The Student Privacy Pledge

As digital technologies and a strong online presence become more integrated in the educational strategies used by teachers everywhere, there is increasing reason for concern regarding student privacy. It seems like nearly every day the news features a story of some corporation or organization having data stolen by external parties. This threat also applies to our schools. In order to create a high-efficiency educational environment, we need to rely on technological innovation and data storage yet many feel that not nearly enough has been done to ensure the safety of this information. That's where the Student Privacy Pledge comes in. Introduced by the Future of Privacy Forum (FPF) and the Software & Information Industry Association (SIIA), the pledge is targeted at making sure our students and their families can enjoy the educational benefits of new technology without falling victim to the loss or theft of personal information.

The pledge
Essentially, the Student Privacy Pledge has been designed to govern the way that both schools and the external service providers handle sensitive student information. It requires that all service providers not only offer a degree of transparency about their processes when it comes to information storage, but also that they enforce limits on data retention, never sell information and, refrain from using online behavior to target advertising. Furthermore, the pledge asks that these service providers only use their data for authorized education purposes, support and encourage the ability of parents and guardians to access and edit (as applicable) student information, and never alter privacy policies or terms of use of software without comprehensive notification to all involved.

Support
While it's still in a relatively early phase of existence, the pledge has already gained the support of a number of high-profile individuals and institutions. According to the initiative's website, it has earned the backing of several groups highly involved in public education.
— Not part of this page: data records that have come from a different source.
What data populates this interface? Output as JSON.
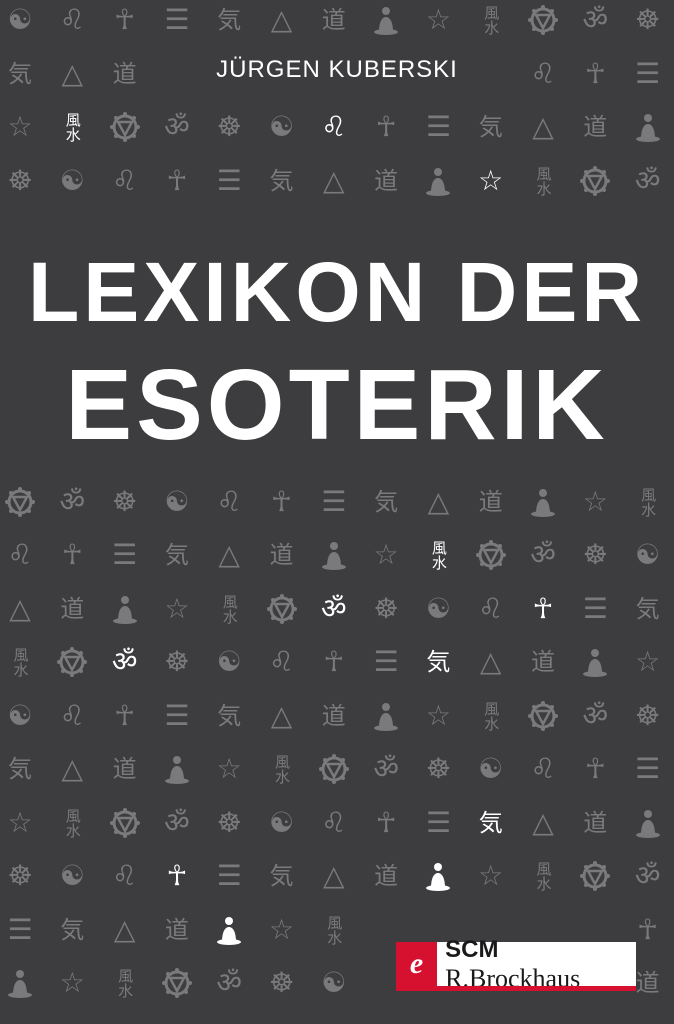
{
  "cover": {
    "author": "JÜRGEN KUBERSKI",
    "title_line1": "LEXIKON DER",
    "title_line2": "ESOTERIK",
    "publisher_logo_letter": "e",
    "publisher_prefix": "SCM",
    "publisher_name": "R.Brockhaus"
  },
  "colors": {
    "background": "#3d3d40",
    "symbol_gray": "#7a7a7c",
    "symbol_white": "#ffffff",
    "publisher_red": "#d5112f"
  },
  "symbol_sequence": [
    "yinyang-icon",
    "leo-icon",
    "ankh-icon",
    "bagua-icon",
    "qi-icon",
    "masonic-icon",
    "dao-icon",
    "buddha-icon",
    "pentagram-icon",
    "fengshui-icon",
    "chakra-icon",
    "om-icon",
    "dharma-wheel-icon"
  ],
  "symbol_glyphs": {
    "yinyang-icon": "☯",
    "leo-icon": "♌",
    "ankh-icon": "☥",
    "bagua-icon": "☰",
    "qi-icon": "気",
    "masonic-icon": "△",
    "dao-icon": "道",
    "buddha-icon": "",
    "pentagram-icon": "☆",
    "fengshui-icon": "風水",
    "chakra-icon": "",
    "om-icon": "ॐ",
    "dharma-wheel-icon": "☸"
  }
}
For example, the National Parent Teacher Association, the Foundation for Excellence in Education, the Consortium for School Networking, the Council of Chief State School Officers, the National School Boards Association, and the White House Office of Science and Technology Policy have all indicated their strong support for the pledge. In addition to this, congressman Luke Messer from Indiana and congressman Jared Polis from Colorado are also outspoken advocates. In a statement on the pledge website, Polis indicated that he believes the initiative will be able to enforce the benefits of student data collection while quelling parents' fears regarding privacy.

"The potential of using student data to drive effective instruction and personalize education is promising. While there can be tremendous benefits from this data, we must ensure that there are appropriate safeguards to protect student privacy. I am pleased that these companies have taken an important step in making a commitment to parents, educators and communities. This voluntary pledge can help address parents' legitimate concerns and help keep us on track towards new and exciting educational developments for all students." 

Corporate backing
According to the Future of Privacy Forum, there's also been a substantial amount of support from corporate institutions involved in the data collection the pledge is aimed at protecting. On its website, the FPF lists the signatories backing the idea. Ultimately, gathering enough corporate support for this pledge will create an environment in which schools are able to choose exclusively from companies committed to student privacy when selecting providers for their technological needs.

"At Mentoring Minds, protecting the privacy of student information is a long-term high priority and signing the Pledge is an opportunity to re-articulate that commitment along with other education leaders," said Robert Bush, CEO of Mentoring Minds.